This has been a school year of endless anxiety for thousands of students, parents and teachers in the Chicago Public Schools. A list of more than 100 school closures led to 50 schools ultimately being shuttered. You would think everyone deserved a breather after endless public meetings and a herculean effort on the part of the communities of the schools slated for closure to make the case for their schools.
Yet, Mayor Rahm Emanuel and CPS CEO Barbara Byrd-Bennett have not let up. They recently rushed parents to register their children in just a handful of days after the vote to close those schools, and now they are pushing principals to throw together budgets for next year in the next few days.
This harried timetable is a direct result of their wrongheaded decision to close all of those schools in one fell swoop, more public schools than have ever been closed at one time in this country. We suspect this is a harbinger of the coming year — chaos, nonsensical timetables and policy decisions by CPS administrators that are oblivious to the reality on the ground at the schools they are charged with managing. This does not bode well for the future of public education in our city, and it is going to do significant harm our schools in Hyde Park.
Massive budget cuts are adding to the absurdity of the task CPS and Emanuel have set for principals. Kenwood Academy Principal Gregory Jones, for example, is reportedly expected to continue to operate our local high school with $1.7 million less than he had last year. That is the entire budget for some schools. To continue to spout rhetoric about excellent education for our children and make impossible demands like this is the height of hypocrisy.

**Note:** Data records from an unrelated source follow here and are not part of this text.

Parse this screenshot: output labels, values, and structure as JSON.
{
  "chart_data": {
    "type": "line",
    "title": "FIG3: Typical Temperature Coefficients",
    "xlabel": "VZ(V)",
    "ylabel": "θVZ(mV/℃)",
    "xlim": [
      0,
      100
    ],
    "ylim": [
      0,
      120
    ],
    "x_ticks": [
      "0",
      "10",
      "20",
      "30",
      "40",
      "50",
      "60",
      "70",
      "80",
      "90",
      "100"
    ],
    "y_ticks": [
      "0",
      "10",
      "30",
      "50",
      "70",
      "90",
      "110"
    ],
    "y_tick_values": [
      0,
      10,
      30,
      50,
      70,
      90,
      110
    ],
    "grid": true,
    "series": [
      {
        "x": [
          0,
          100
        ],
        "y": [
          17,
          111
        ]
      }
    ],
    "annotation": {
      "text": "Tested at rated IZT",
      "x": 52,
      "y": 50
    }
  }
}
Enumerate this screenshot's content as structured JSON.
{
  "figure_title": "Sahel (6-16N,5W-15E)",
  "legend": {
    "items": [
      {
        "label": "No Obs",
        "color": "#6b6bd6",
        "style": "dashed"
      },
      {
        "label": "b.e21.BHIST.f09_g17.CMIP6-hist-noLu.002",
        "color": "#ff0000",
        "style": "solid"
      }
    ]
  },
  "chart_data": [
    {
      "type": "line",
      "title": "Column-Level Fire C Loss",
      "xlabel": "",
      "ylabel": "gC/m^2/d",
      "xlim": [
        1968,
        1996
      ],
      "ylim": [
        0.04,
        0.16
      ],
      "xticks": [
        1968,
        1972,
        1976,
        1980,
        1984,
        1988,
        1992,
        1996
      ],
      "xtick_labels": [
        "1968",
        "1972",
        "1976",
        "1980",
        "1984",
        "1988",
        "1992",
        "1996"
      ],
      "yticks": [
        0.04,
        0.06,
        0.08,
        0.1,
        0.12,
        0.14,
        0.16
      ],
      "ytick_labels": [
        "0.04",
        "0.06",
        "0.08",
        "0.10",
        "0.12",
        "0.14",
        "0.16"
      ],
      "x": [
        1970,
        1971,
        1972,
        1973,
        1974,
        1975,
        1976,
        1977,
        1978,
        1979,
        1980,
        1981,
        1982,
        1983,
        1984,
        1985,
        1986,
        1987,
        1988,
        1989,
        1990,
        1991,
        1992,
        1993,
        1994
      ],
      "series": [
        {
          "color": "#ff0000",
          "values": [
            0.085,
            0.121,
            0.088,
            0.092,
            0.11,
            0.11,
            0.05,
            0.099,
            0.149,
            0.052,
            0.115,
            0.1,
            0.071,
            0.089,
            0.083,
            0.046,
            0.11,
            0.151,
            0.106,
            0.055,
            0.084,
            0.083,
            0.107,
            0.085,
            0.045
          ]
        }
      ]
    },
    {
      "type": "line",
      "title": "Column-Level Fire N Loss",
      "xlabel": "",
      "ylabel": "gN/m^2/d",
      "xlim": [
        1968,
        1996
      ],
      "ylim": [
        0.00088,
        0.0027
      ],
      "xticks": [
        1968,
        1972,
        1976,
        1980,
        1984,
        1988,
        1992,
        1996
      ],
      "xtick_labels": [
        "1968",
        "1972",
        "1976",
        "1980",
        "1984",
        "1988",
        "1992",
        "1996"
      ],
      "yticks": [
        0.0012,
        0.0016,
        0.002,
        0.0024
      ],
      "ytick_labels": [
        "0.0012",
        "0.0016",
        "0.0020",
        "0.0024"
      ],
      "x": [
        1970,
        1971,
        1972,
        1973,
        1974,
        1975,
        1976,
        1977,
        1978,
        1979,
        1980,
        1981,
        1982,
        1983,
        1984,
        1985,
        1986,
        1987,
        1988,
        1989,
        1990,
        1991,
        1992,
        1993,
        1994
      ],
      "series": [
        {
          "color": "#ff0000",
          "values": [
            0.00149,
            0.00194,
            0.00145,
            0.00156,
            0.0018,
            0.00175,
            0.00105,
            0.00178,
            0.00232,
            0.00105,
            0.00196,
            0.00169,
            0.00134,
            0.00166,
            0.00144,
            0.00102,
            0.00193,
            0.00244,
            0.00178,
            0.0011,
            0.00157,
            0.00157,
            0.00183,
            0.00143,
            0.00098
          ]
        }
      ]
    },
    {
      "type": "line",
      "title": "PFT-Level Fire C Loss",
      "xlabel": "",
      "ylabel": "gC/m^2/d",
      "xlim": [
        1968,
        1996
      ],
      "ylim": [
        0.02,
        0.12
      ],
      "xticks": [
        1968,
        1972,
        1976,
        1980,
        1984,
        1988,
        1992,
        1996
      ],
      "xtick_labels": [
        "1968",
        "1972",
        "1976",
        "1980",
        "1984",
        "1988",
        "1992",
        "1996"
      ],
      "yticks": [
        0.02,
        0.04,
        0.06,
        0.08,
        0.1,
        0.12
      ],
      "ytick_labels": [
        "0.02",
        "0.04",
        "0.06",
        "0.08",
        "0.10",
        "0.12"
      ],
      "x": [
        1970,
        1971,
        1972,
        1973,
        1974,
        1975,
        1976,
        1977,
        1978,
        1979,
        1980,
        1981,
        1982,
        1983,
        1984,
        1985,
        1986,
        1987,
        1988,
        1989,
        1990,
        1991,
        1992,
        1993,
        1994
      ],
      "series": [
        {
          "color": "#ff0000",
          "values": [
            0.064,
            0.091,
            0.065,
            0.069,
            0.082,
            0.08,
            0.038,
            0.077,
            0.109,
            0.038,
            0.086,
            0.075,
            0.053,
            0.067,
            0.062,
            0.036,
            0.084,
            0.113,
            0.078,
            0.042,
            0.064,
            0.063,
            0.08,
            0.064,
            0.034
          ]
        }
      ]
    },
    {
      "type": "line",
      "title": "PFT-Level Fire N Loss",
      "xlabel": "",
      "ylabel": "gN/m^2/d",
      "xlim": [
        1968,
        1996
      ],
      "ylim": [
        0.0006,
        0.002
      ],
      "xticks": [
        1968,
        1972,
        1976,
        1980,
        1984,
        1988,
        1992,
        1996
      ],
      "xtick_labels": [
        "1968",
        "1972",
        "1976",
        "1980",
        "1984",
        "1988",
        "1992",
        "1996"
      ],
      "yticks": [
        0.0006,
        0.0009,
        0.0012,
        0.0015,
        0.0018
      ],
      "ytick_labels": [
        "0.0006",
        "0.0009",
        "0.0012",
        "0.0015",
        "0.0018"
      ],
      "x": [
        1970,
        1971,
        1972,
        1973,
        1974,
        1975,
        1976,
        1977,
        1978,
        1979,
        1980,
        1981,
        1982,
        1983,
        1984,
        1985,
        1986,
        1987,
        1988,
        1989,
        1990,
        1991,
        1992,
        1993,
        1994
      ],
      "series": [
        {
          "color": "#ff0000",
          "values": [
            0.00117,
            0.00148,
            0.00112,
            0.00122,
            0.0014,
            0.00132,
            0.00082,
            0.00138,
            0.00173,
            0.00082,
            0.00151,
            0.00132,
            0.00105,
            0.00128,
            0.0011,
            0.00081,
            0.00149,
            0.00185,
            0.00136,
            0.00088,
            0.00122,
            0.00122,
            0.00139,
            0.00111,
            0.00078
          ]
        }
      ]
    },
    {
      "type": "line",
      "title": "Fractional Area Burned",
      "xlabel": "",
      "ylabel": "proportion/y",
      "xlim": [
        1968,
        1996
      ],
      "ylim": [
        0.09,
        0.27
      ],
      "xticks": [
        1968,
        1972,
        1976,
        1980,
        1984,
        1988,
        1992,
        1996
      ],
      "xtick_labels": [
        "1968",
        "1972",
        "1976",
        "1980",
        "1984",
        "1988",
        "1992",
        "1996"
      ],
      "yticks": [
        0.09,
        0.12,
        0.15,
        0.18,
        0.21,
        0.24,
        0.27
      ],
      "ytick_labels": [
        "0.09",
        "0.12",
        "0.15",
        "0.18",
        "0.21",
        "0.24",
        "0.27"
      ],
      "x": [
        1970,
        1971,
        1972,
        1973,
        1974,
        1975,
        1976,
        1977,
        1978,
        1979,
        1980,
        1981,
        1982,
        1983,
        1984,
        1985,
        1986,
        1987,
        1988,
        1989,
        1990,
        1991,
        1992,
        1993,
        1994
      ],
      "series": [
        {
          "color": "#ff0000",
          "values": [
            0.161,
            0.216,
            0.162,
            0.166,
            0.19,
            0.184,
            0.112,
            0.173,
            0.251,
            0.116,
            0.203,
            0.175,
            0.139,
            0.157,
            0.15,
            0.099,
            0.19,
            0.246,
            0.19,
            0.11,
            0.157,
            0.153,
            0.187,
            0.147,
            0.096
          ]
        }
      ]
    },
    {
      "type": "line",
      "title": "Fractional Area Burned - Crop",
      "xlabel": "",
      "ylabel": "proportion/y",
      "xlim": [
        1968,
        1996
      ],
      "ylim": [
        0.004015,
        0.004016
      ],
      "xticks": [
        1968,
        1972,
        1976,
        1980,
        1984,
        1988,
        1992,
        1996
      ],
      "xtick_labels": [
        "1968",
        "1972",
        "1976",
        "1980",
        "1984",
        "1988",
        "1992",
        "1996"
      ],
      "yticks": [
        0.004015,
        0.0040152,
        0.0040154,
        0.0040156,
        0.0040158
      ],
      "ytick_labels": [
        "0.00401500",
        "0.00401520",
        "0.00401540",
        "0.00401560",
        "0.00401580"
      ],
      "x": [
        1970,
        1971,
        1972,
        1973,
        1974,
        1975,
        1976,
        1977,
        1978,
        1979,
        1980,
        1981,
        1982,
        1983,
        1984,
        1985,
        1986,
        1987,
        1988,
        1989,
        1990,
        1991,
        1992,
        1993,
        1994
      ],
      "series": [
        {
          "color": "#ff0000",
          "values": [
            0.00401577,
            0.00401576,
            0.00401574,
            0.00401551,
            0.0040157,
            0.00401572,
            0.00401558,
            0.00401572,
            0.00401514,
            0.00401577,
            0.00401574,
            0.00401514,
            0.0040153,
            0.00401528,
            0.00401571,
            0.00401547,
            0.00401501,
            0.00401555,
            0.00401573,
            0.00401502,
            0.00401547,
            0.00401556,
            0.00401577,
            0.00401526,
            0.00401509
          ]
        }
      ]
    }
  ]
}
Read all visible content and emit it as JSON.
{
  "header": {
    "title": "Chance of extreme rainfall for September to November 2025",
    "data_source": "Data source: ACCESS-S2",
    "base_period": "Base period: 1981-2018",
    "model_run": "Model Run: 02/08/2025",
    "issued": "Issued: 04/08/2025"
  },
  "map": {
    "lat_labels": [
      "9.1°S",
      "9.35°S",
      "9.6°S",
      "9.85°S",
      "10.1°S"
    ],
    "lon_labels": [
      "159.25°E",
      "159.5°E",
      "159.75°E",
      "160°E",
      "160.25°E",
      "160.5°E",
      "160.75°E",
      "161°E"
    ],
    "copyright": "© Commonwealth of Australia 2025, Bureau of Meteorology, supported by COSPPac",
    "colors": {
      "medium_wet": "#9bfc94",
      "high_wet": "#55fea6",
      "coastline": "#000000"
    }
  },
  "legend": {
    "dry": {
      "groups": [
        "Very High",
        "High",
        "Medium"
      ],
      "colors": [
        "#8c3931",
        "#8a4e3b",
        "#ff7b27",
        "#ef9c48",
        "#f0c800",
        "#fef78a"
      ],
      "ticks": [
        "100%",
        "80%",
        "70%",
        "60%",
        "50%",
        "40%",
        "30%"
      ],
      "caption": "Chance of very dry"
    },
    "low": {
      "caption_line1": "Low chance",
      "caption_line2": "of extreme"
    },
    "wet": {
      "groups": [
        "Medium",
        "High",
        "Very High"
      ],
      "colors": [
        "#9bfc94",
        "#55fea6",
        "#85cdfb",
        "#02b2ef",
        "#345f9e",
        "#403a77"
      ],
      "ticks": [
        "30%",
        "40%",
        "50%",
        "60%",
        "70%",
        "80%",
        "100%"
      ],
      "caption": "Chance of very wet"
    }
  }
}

Ray and Bret Harte elementary schools are the receiving schools for the students who would have been sent to Canter Middle School, which was on the list of schools to be closed and is now to be phased out so students there can finish out their last year at the school. They are now being told that they will not get as much support as they expected to prepare for those students because of the phase out. Somehow having a full year to prepare to add two grades of students seems to be too generous for the new CPS under Byrd-Bennett.
Meanwhile, we are finding money for vanity projects like stadiums, while the tax dollars that have been closeted away for years through Tax Increment Financing continue to be protected from use for public services as fundamental as education for our children. It seems that we are struggling as much with a shift in the priorities of our city as we are with a challenging economy. In many instances, despite claims of doom and gloom, our politicians are spending where they want to spend. That just doesn’t include spending on our children’s future.
This rushed budget timetable for principals has to be extended. Parents need time to comprehend what cuts are coming to their schools, principals need more time to plan and school communities need time to find ways to cover expenses where possible and engage in constructive dialogue with CPS administrators where the cuts are just too deep. Meanwhile, the mayor should want to delay these decisions so he has more time to find money for our public schools.
If these schools were a priority for Emanuel, he would find that money.
Hyde Park is a neighborhood known for our ability to manage change in our community. How are we responding to these changes in our schools? Our public schools are a barometer of our civic health, and we need to recognize that they are in a state of crisis. Regardless of whether you have children in these schools, you should make it a point to find out how you can support these important public institutions during this difficult time.